What the Market Is Actually Pricing
The 34 percent figure is not a prediction. It is a risk-weighted assessment of announcement probability versus structural collapse. The deal can be announced. It probably cannot hold — not because diplomacy fails, but because the core incompatibilities between the parties were never resolved. Tehran wants sanctions relief without submitting to a verification regime that eliminates its enrichment option. Jerusalem wants Iran's nuclear programme eliminated, not managed. Washington, for now, wants both.

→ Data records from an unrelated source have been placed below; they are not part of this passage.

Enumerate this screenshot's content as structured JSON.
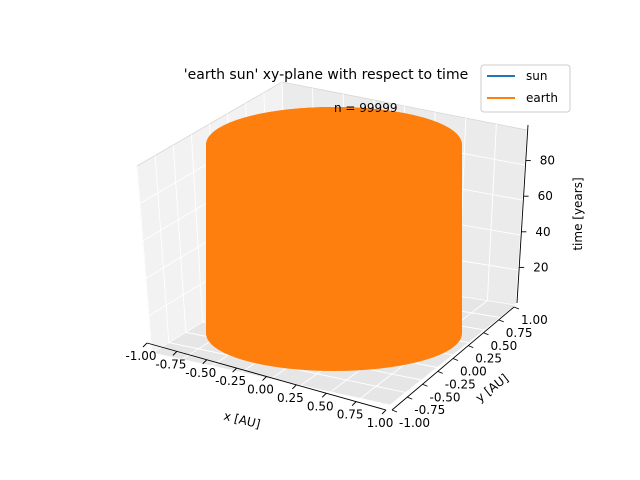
{
  "chart_data": {
    "type": "line",
    "projection": "3d",
    "title": "'earth sun' xy-plane with respect to time",
    "annotation": "n = 99999",
    "xlabel": "x [AU]",
    "ylabel": "y [AU]",
    "zlabel": "time [years]",
    "xlim": [
      -1.0,
      1.0
    ],
    "ylim": [
      -1.0,
      1.0
    ],
    "zlim": [
      0,
      100
    ],
    "x_ticks": [
      "-1.00",
      "-0.75",
      "-0.50",
      "-0.25",
      "0.00",
      "0.25",
      "0.50",
      "0.75",
      "1.00"
    ],
    "y_ticks": [
      "-1.00",
      "-0.75",
      "-0.50",
      "-0.25",
      "0.00",
      "0.25",
      "0.50",
      "0.75",
      "1.00"
    ],
    "z_ticks": [
      "20",
      "40",
      "60",
      "80"
    ],
    "grid": true,
    "legend_position": "top-right",
    "series": [
      {
        "name": "sun",
        "color": "#1f77b4",
        "description_points": {
          "x": [
            0,
            0
          ],
          "y": [
            0,
            0
          ],
          "t": [
            0,
            100
          ]
        }
      },
      {
        "name": "earth",
        "color": "#ff7f0e",
        "orbit": {
          "radius": 1.0,
          "t_start": 0,
          "t_end": 100,
          "revolutions": 100
        }
      }
    ]
  }
}
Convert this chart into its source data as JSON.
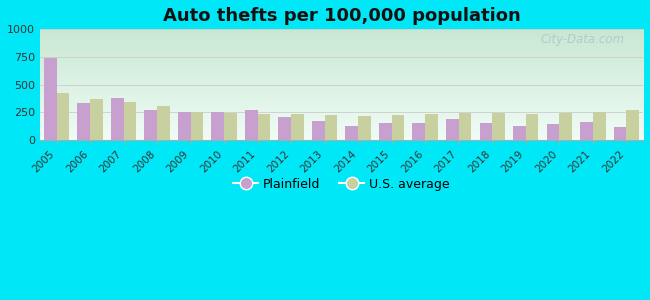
{
  "title": "Auto thefts per 100,000 population",
  "years": [
    2005,
    2006,
    2007,
    2008,
    2009,
    2010,
    2011,
    2012,
    2013,
    2014,
    2015,
    2016,
    2017,
    2018,
    2019,
    2020,
    2021,
    2022
  ],
  "plainfield": [
    740,
    330,
    375,
    270,
    255,
    255,
    275,
    205,
    175,
    130,
    155,
    150,
    185,
    155,
    130,
    140,
    165,
    115
  ],
  "us_average": [
    420,
    370,
    340,
    310,
    255,
    245,
    235,
    235,
    225,
    220,
    225,
    235,
    245,
    245,
    235,
    245,
    255,
    270
  ],
  "plainfield_color": "#c8a0d0",
  "us_average_color": "#c8d0a0",
  "ylim": [
    0,
    1000
  ],
  "yticks": [
    0,
    250,
    500,
    750,
    1000
  ],
  "background_outer": "#00e8f8",
  "background_grad_topleft": "#c8e8d0",
  "background_grad_bottomright": "#f0faf4",
  "title_fontsize": 13,
  "bar_width": 0.38,
  "legend_plainfield": "Plainfield",
  "legend_us": "U.S. average",
  "watermark": "City-Data.com"
}
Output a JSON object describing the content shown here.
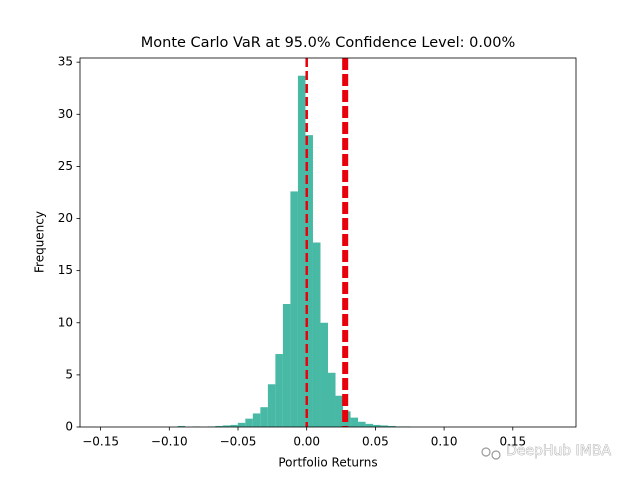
{
  "chart_data": {
    "type": "histogram",
    "title": "Monte Carlo VaR at 95.0% Confidence Level: 0.00%",
    "xlabel": "Portfolio Returns",
    "ylabel": "Frequency",
    "watermark": "DeepHub IMBA",
    "color": "#48b9a5",
    "bins": [
      -0.1486,
      -0.14313,
      -0.13766,
      -0.13219,
      -0.12672,
      -0.12125,
      -0.11578,
      -0.11031,
      -0.10484,
      -0.09937,
      -0.0939,
      -0.08843,
      -0.08296,
      -0.07749,
      -0.07202,
      -0.06655,
      -0.06108,
      -0.05561,
      -0.05014,
      -0.04467,
      -0.0392,
      -0.03373,
      -0.02826,
      -0.02279,
      -0.01732,
      -0.01185,
      -0.00638,
      -0.00091,
      0.00456,
      0.01003,
      0.0155,
      0.02097,
      0.02644,
      0.03191,
      0.03738,
      0.04285,
      0.04832,
      0.05379,
      0.05926,
      0.06473,
      0.0702,
      0.07567,
      0.08114,
      0.08661,
      0.09208,
      0.09755,
      0.10302,
      0.10849,
      0.11396,
      0.11943,
      0.1249,
      0.13037,
      0.13584,
      0.14131,
      0.14678,
      0.15225,
      0.15772,
      0.16319,
      0.16866,
      0.17413,
      0.1796
    ],
    "values": [
      0,
      0,
      0,
      0,
      0,
      0,
      0,
      0,
      0,
      0,
      0.1,
      0,
      0.05,
      0,
      0.05,
      0.1,
      0.15,
      0.2,
      0.4,
      0.8,
      1.3,
      1.9,
      4.1,
      7.0,
      11.8,
      22.6,
      33.7,
      28.0,
      17.7,
      10.0,
      5.2,
      3.0,
      1.5,
      0.9,
      0.5,
      0.3,
      0.2,
      0.15,
      0.1,
      0.05,
      0.05,
      0,
      0,
      0,
      0,
      0,
      0,
      0,
      0,
      0,
      0,
      0,
      0,
      0,
      0,
      0,
      0,
      0,
      0,
      0
    ],
    "vlines": [
      0,
      0.028
    ],
    "vline_color": "#e8000b",
    "xlim": [
      -0.165,
      0.196
    ],
    "ylim": [
      0,
      35.4
    ],
    "xticks": [
      {
        "value": -0.15,
        "label": "−0.15"
      },
      {
        "value": -0.1,
        "label": "−0.10"
      },
      {
        "value": -0.05,
        "label": "−0.05"
      },
      {
        "value": 0,
        "label": "0.00"
      },
      {
        "value": 0.05,
        "label": "0.05"
      },
      {
        "value": 0.1,
        "label": "0.10"
      },
      {
        "value": 0.15,
        "label": "0.15"
      }
    ],
    "yticks": [
      0,
      5,
      10,
      15,
      20,
      25,
      30,
      35
    ]
  }
}
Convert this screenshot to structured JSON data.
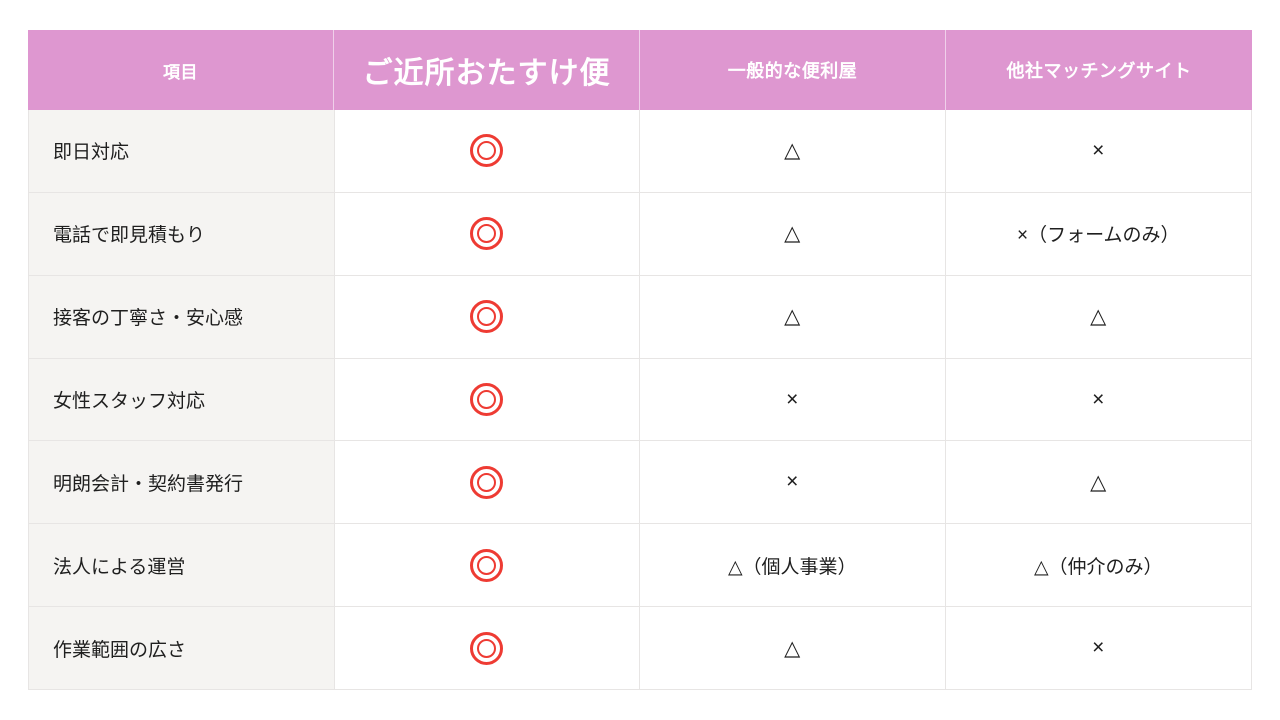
{
  "table": {
    "columns": [
      {
        "label": "項目"
      },
      {
        "label": "ご近所おたすけ便"
      },
      {
        "label": "一般的な便利屋"
      },
      {
        "label": "他社マッチングサイト"
      }
    ],
    "rows": [
      {
        "label": "即日対応",
        "our_service": "◎",
        "general_handyman": "△",
        "matching_site": "×"
      },
      {
        "label": "電話で即見積もり",
        "our_service": "◎",
        "general_handyman": "△",
        "matching_site": "×（フォームのみ）"
      },
      {
        "label": "接客の丁寧さ・安心感",
        "our_service": "◎",
        "general_handyman": "△",
        "matching_site": "△"
      },
      {
        "label": "女性スタッフ対応",
        "our_service": "◎",
        "general_handyman": "×",
        "matching_site": "×"
      },
      {
        "label": "明朗会計・契約書発行",
        "our_service": "◎",
        "general_handyman": "×",
        "matching_site": "△"
      },
      {
        "label": "法人による運営",
        "our_service": "◎",
        "general_handyman": "△（個人事業）",
        "matching_site": "△（仲介のみ）"
      },
      {
        "label": "作業範囲の広さ",
        "our_service": "◎",
        "general_handyman": "△",
        "matching_site": "×"
      }
    ],
    "colors": {
      "header_bg": "#de97d0",
      "header_text": "#ffffff",
      "label_col_bg": "#f5f4f2",
      "border": "#e7e5e4",
      "double_circle_red": "#ee3b33",
      "text": "#1f1f1f"
    }
  }
}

The stakes extend beyond the nuclear file. A framework that leaves Iran's regional posture — its support for proxy networks, its ballistic missile arsenal, its strategic depth in the Gulf — intact while extracting sanctions relief would represent the most significant shift in Gulf security architecture since the JCPOA's signing in 2015. Saudi Arabia, the UAE, and Israel would need to recalculate their own deterrent postures accordingly. The question is not whether a deal will be announced. It is whether what follows the announcement survives contact with the parties who actually determine the region's security reality.
The market gives it 34 percent. The structural logic gives it less.
This publication framed the Hormuz ceasefire proposal as a normalisation mechanism with significant enforcement gaps, rather than as a diplomatic breakthrough — a reading consistent with the gap between announcement prospects and durable resolution odds in the sourced material.